Ces prêtres étrusques avaient une grande renommée dans l’Italie préromaine, y compris dans la future capitale de l’empire, Rome, qui a été étrusque pendant une partie de son histoire. Ils appartenaient à quelques familles qui composaient l’aristocratie étrusque. La maîtrise de la science divinatoire, par la lecture et l’interprétation des entrailles des animaux sacrifiés, et en particulier du foie, imposait la connaissance des livres sacrés, qui se transmettaient de père en fils.

Les inscriptions du foie de Plaisance et son utilisation

Pour les Etrusques, le foie était le siège de la vie. Cette croyance rendait l'organe particulièrement important, et son examen (hépatoscopie) semblait le moyen idéal de connaître la volonté des dieux.

Grâce aux inscriptions qui figurent sur le foie en bronze de Plaisance, les chercheurs modernes ont découvert des informations importantes pour tenter de comprendre la religion et les croyances étrusques.

Une des deux faces était divisée en une quarantaine de cases. Parmi elles, seize étaient réparties le long de la bordure et représentaient les différentes parties du ciel. Il y avait huit régions heureuses à l’est de l’axe nord-sud et huit régions négatives à l’ouest de cet axe. Les autres cases contenaient des noms de divinités (exemples: Lasl, Fuflus, Selva, Satres, Cilen, Mar, Tlusc, Herc, Leta, etc.).

L’autre face est divisée en deux parties. Elle porte le nom du soleil ( usils ) sur le lobe gauche et le nom de la lune ( tivr ) sur le lobe droit.
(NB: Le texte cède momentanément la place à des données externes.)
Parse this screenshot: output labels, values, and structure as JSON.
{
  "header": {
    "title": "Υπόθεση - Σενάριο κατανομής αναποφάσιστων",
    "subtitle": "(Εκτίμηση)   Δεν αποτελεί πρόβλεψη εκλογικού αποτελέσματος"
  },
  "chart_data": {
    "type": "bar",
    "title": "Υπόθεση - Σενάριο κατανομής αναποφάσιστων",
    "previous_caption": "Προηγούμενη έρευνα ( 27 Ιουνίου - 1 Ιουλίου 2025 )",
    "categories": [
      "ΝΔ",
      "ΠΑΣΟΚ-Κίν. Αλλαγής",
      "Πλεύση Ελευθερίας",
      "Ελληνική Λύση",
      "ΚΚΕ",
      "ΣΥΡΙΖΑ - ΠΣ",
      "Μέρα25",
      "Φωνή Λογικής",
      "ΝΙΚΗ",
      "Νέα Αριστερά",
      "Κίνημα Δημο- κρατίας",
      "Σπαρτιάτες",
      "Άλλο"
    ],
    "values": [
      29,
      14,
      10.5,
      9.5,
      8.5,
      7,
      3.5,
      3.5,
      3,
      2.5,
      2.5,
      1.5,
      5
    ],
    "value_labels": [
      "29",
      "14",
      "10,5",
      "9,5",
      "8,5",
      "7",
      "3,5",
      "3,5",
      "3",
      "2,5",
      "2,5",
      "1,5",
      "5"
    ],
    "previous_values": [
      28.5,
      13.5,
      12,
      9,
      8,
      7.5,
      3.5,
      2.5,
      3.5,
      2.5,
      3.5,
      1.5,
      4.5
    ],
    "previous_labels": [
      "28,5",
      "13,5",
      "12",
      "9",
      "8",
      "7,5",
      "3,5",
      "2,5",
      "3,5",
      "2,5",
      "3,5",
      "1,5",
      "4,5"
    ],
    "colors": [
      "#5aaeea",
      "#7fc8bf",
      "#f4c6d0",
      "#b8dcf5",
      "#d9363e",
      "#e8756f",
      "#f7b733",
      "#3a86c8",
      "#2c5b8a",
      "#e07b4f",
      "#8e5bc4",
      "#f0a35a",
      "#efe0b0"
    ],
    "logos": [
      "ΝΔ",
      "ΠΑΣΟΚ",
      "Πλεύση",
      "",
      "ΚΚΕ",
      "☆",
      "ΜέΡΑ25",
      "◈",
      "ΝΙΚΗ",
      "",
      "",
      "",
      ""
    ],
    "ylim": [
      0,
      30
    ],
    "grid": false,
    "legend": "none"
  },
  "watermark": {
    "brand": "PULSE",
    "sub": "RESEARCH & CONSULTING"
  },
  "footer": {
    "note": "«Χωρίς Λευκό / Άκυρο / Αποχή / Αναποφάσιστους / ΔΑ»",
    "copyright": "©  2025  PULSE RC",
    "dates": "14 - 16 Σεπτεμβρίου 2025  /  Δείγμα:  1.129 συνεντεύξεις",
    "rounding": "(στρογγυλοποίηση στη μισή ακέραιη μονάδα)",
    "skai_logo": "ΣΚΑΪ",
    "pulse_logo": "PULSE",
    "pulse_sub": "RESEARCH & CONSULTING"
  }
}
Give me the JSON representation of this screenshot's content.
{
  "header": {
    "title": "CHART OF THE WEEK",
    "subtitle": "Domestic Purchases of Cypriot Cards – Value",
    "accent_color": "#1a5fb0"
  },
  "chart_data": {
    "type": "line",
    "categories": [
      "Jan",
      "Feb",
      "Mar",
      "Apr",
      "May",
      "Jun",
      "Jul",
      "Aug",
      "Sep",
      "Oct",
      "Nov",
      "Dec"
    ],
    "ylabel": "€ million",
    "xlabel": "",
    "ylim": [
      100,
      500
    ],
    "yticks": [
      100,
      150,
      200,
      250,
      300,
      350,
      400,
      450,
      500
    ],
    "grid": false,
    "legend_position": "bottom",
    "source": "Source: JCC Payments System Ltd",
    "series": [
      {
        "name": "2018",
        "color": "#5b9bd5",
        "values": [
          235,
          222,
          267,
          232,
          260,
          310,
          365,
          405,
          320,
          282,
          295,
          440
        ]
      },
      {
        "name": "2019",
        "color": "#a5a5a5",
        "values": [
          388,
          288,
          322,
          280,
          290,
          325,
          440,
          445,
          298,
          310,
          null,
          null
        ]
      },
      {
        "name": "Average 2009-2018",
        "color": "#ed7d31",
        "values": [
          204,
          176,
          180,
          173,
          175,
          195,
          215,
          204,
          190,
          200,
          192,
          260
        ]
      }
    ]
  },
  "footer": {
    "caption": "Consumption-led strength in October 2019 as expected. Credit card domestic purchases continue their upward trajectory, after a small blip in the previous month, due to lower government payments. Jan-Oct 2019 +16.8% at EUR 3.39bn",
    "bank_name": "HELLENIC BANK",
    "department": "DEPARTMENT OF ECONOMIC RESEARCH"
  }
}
Le foie symbolisait donc l’univers; et chaque divinité est chargée d'une partie de cet univers. Ainsi, si une partie du foie de l’animal sacrifié présentait une anomalie, l’haruspice savait quel dieu envoyait aux hommes un avertissement. Et grâce à la consultation des livres sacrés qui complétait les observations, le prêtre pouvait préciser le type d’avertissement qui était envoyé et quels étaient les rituels à entreprendre pour apaiser la divinité et tenter de conjurer le sort.

Les livres sacrés

Des fragments de livres sacrés étrusques sont connus, mais la méconnaissance de la langue de ce peuple, qui n’est apparentée à aucun groupe linguistique connu, rend actuellement très complexe leur compréhension détaillée. Le meilleur exemple de cette littérature religieuse étrusque est le liber linteus (livre en lin) réutilisé postérieurement pour fabriquer les bandelettes de la momie de Zagreb.

Le foie en argile de Falerii Veteres (Civita Castellana)

Le foie de Plaisance n’est pas le seul exemple connu de reproduction de cet organe chez les Etrusques. Une autre représentation de foie, en argile cette fois, provenant de Falerii Veteres, est conservée à la Villa Giula, à Rome. Elle date du IIIe s. av. n. ère. Moins célèbre que le foie de Plaisance, il ne comporte aucune inscription. Cependant, son utilisation par les haruspices étrusques devait être semblable à celle du foie de Plaisance, c'est-à-dire un outil de formation à la divination.

Bibliographie

Caesarodunum , Acte de la Table ronde "La Divination dans le monde étrusco-italique", Tours, 1985.

ROBERT (J.-N.), Les Etrusques , Paris, 2004.

THUILLIER (J.-P.), Les Etrusques, histoire d’un peuple , Paris, 2003.